HELENA YÁNEZ LOZA (Ecuador), noting that her country shared a border with Colombia and associating herself with CELAC, congratulated the people and Government of Colombia on the new peace accord. All necessary resources must be made available. Ecuador had seen the conflict first-hand, which made the peace announcement a source for hope. Borders marked a limit, as well as an open space “for building things together”. Peace in Colombia would continue to increase the rich relationship between the two nations and among others in the region. She recalled CELAC Declaration 15, adopted in January 2016, which had welcomed Colombia’s commitment to continue the negotiations that had led to the final agreement. It also had welcomed Security Council resolution 2261 (2016), outlining that CELAC would contribute to the Mission.

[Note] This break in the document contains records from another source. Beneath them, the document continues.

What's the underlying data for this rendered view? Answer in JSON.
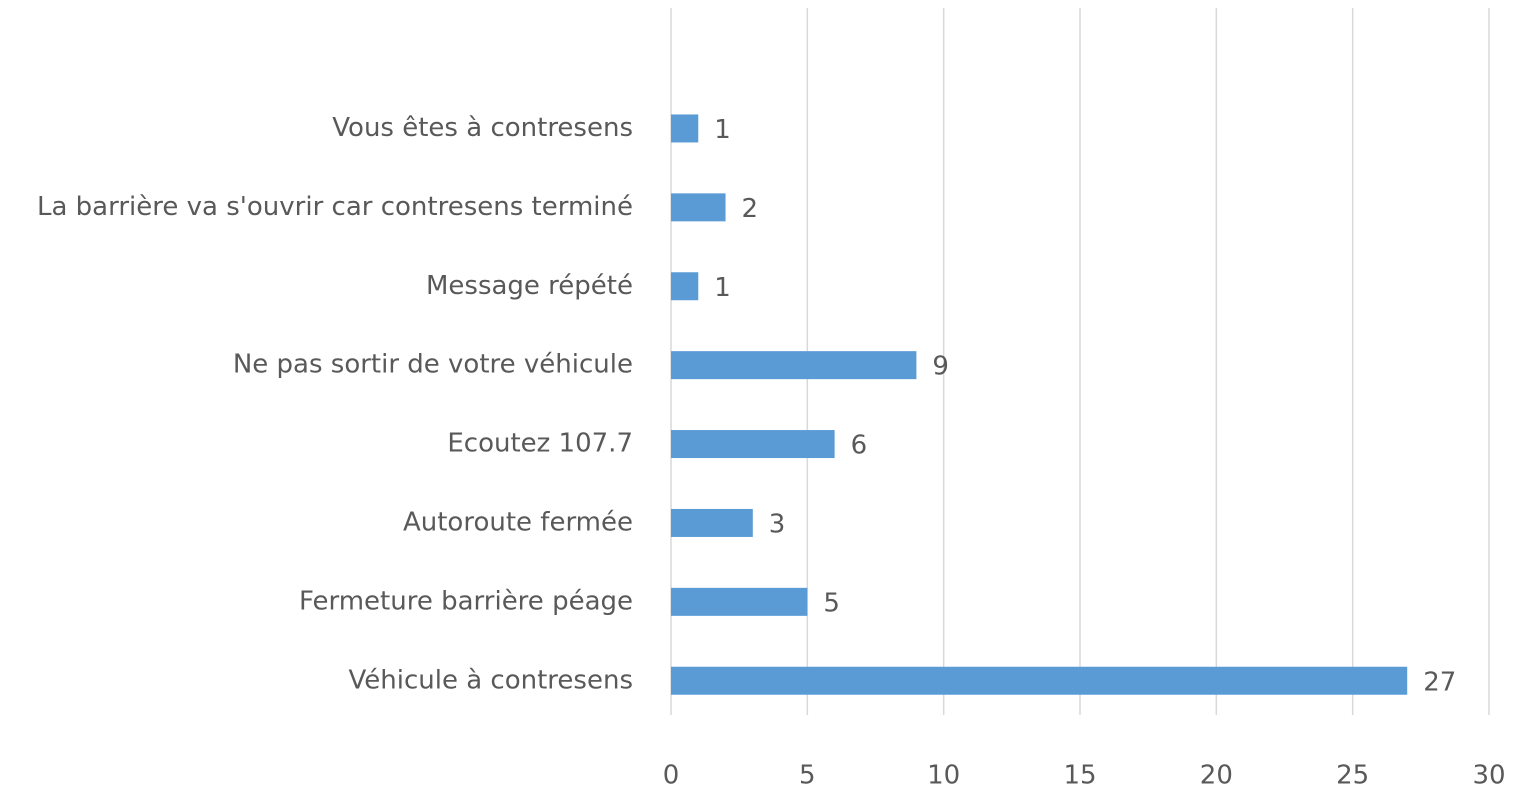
{
  "chart_data": {
    "type": "barh",
    "categories": [
      "Vous êtes à contresens",
      "La barrière va s'ouvrir car contresens terminé",
      "Message répété",
      "Ne pas sortir de votre véhicule",
      "Ecoutez 107.7",
      "Autoroute fermée",
      "Fermeture barrière péage",
      "Véhicule à contresens"
    ],
    "values": [
      1,
      2,
      1,
      9,
      6,
      3,
      5,
      27
    ],
    "color": "#5b9bd5",
    "xlim": [
      0,
      30
    ],
    "xticks": [
      0,
      5,
      10,
      15,
      20,
      25,
      30
    ],
    "grid": true
  }
}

Ecuador was eager to participate in all forms that were necessary to bring about lasting peace in Colombia.
JAKE HARRISON SHERMAN (United States) expressed concern about the recosting issue described in the first performance report and looked forward to finding a comprehensive solution to that matter.
ABDULLAH ABU SHAWESH, observer for the State of Palestine, associating himself with the Group of 77 and China, referred to the representative of Israel’s protest on the implementation of a decision by the Human Rights Council, which he said showed that Israel considered itself to be above international law. Resolution 31/36 was about the compilation of a list of companies that operated in the settlements on the Occupied Palestinian Territory. He noted that the representative of Israel believed those settlements were part of Israel. According to the rules of the Fifth Committee, a debate on decisions made on the basis of ACABQ reports on other bodies could not be reopened. With regard to the settlements, the Human Rights Council resolution was a sincere attempt to apply international law. He said that a list of companies operating on occupied territory should be drawn up and disseminated, to help stop transactions with those companies. International law rejected those settlements and considered them to be an obstacle to the two-State solution.